22/08/2016 10:58 BST | Updated 18/08/2017 06:12 BST

Discontinued Cities? How Data Analytics Will Renew Cities' Life Cycles

A typical tech product is said to have a great run when it reaches a ten year mark. Take the iPod, discontinued at the end of 2015 by Apple after a spectacular life cycle that transformed the way we consume and enjoy music. The laws of innovation are extremely demanding, forcing companies to set their product spin offs in record time periods of 12 months. With each year, a new handset model, a thinner LED TV, a smaller yet 'fatter' sounding loudspeaker. The product portfolios widen, their niche competitiveness specialises even more.

With the arrival of data analytics, and in specific, behavioural learning, the branch of data sciences that analyses how humans behave within digital contexts, data that was invisible as an asset becomes the rich set worth turning into input variables. At last, outside of the financial industries and the social media universes of Facebook and Twitter, human data is being analysed in order to transform products and renew their consumable values, their longevity values. This data has eventually been noticed at city councils, at town mayoralties, revealing cities as the centres of the data output galaxy. For cities are where the most fantastic, the richest, most contextualised data sets can be found about human behaviour in order to predict the future of life, work and play within them.

Cities are not places or geographical localities like mountains or valleys. Cities are products. They are meant to attract new settlers and to entice existing dwellers to remain in them. Originally built around transport links - trains, harbours and today airport hubs, cities became centres of transactional values for business or for entertainment. The 24/7 hour cities will generate Zettabytes of data compared to what Facebook or forex trading currently produce: people's movements, consumer behaviours, dynamic data outputs that will tell the stories of how certain neighbourhoods grow larger in sizeable activities and contextual scenarios that will explain why people flock to the river banks to drink on a hot summer night instead of gathering in the middle of greens. When this vision is presented to city mayors, some get it and others just cannot imagine that, if they don't get the data story right, businesses will terminate their commercial property rentals and move to other centres and citizens that drive the GDP of towns with their home purchases, their gentrification, will move to the country looking out for the lifestyles that they seek for themselves and their families.
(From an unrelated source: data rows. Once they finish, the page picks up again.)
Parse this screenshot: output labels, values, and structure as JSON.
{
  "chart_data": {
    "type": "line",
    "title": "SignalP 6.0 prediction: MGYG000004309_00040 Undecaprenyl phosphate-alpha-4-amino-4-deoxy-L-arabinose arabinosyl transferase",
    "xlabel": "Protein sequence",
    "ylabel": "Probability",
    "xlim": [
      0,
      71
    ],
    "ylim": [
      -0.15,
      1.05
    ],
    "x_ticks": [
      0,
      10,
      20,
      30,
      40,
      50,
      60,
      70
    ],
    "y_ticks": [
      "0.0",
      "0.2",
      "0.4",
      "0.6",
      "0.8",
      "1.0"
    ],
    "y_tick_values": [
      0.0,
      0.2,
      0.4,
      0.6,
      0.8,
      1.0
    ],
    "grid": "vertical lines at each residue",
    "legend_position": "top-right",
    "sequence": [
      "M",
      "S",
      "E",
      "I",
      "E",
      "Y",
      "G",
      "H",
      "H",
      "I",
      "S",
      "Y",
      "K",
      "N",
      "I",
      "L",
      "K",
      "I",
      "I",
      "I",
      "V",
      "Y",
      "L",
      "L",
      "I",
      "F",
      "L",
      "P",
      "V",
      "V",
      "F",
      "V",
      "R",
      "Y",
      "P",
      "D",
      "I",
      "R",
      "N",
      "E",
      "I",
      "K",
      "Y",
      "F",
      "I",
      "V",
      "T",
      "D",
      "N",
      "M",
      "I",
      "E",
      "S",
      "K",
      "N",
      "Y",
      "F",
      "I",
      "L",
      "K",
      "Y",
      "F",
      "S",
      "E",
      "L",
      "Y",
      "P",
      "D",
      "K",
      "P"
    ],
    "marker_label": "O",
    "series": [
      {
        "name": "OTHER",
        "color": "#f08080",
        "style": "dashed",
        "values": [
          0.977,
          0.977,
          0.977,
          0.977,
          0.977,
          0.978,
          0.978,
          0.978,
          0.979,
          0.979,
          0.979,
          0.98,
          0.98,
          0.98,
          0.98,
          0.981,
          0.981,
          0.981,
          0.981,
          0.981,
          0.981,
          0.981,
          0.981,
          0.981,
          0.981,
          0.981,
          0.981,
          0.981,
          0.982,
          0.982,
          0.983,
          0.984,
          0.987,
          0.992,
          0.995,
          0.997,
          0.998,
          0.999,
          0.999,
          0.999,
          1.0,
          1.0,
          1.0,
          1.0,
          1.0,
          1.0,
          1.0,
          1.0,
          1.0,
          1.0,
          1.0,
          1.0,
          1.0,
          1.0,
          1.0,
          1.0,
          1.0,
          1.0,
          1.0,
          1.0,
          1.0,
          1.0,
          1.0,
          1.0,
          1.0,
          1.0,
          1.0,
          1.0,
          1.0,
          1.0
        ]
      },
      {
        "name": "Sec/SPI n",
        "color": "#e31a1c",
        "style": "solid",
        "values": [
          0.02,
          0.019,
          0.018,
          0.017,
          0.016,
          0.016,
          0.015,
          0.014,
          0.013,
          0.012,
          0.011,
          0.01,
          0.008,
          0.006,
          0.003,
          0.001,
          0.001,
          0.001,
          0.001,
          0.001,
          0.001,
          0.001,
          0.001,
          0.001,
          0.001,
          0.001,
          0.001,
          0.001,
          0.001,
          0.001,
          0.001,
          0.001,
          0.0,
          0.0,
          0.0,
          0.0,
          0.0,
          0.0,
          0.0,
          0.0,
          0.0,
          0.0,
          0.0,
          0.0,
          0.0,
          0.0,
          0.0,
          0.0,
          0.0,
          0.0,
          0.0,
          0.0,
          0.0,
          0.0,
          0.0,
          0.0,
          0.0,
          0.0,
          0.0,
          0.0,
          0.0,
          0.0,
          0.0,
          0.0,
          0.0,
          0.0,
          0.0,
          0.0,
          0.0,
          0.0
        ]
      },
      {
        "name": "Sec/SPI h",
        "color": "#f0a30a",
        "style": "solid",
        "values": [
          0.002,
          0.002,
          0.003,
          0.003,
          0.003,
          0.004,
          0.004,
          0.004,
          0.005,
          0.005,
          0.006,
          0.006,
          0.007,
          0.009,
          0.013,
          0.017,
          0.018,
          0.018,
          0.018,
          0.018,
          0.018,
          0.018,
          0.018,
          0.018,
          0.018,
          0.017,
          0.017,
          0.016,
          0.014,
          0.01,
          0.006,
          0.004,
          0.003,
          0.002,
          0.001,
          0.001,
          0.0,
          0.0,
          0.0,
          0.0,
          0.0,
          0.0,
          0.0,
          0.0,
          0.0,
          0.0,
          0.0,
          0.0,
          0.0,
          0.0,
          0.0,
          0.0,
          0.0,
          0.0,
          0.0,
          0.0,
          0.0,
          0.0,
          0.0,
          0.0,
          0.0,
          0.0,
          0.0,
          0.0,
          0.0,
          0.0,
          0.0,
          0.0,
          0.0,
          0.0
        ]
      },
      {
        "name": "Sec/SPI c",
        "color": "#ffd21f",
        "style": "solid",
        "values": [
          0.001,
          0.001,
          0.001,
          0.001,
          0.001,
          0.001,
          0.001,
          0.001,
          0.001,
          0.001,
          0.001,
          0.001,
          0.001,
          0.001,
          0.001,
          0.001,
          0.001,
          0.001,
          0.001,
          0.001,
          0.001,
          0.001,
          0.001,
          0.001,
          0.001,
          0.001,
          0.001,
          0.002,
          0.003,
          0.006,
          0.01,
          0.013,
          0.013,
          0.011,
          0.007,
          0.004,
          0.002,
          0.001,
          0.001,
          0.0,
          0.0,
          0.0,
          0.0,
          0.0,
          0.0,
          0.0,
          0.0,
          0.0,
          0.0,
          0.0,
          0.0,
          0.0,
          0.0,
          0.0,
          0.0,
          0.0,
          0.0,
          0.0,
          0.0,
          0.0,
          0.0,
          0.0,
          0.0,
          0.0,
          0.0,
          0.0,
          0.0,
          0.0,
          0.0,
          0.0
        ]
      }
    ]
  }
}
The city, as a product, needs to respond to B2B and B2C expectations, just like a vacuum cleaner on a shelf at a department store. Guessing what people want out of the cities of the future starts with analysing what they currently do in the present, or, as we say in product innovation, what the "users" are currently trying to do to fulfil their needs. The observational practices that good product innovators deploy when creating new products or services have evolved into analysing data for behavioural purposes. The clinical focus group inside a room, out of context and where a small group of strangers is supposed to share their intimate thoughts on a product is a ragged doll of a method. If you want to know what people want, watch what they do. And then provide them with what they never thought would exist. Imagine an on-demand taxi service that can be called up from one's mobile, requires no cash because it's on account, and that it's cheaper than public transport sometimes. Uber, has not only transformed city transport, but has enticed the public to stay longer in town spending money on a Friday night because getting back home is a skip and a hop at affordable prices. Uber should have been a product of Diageo. Do you see my point? This is what product innovation is: to look at the collateral data and to spin it into a centrifugal unexpected direction that, upon landing, makes the most sense for its occurrence.

When mayoralties realise the amount of transformative ideas that can be sprang off the data that they currently hold, the famous cities of the future that everybody is talking about in terms of connected devices will surpass this one-gear IoT vision and truly deliver authentic futures for everyone, the people and the businesses. All great things start with small beginnings, and to the current data sets, soon bigger terabytes will be added to arrive at the ultimate destination: cities that are uplifting places of life, work and play.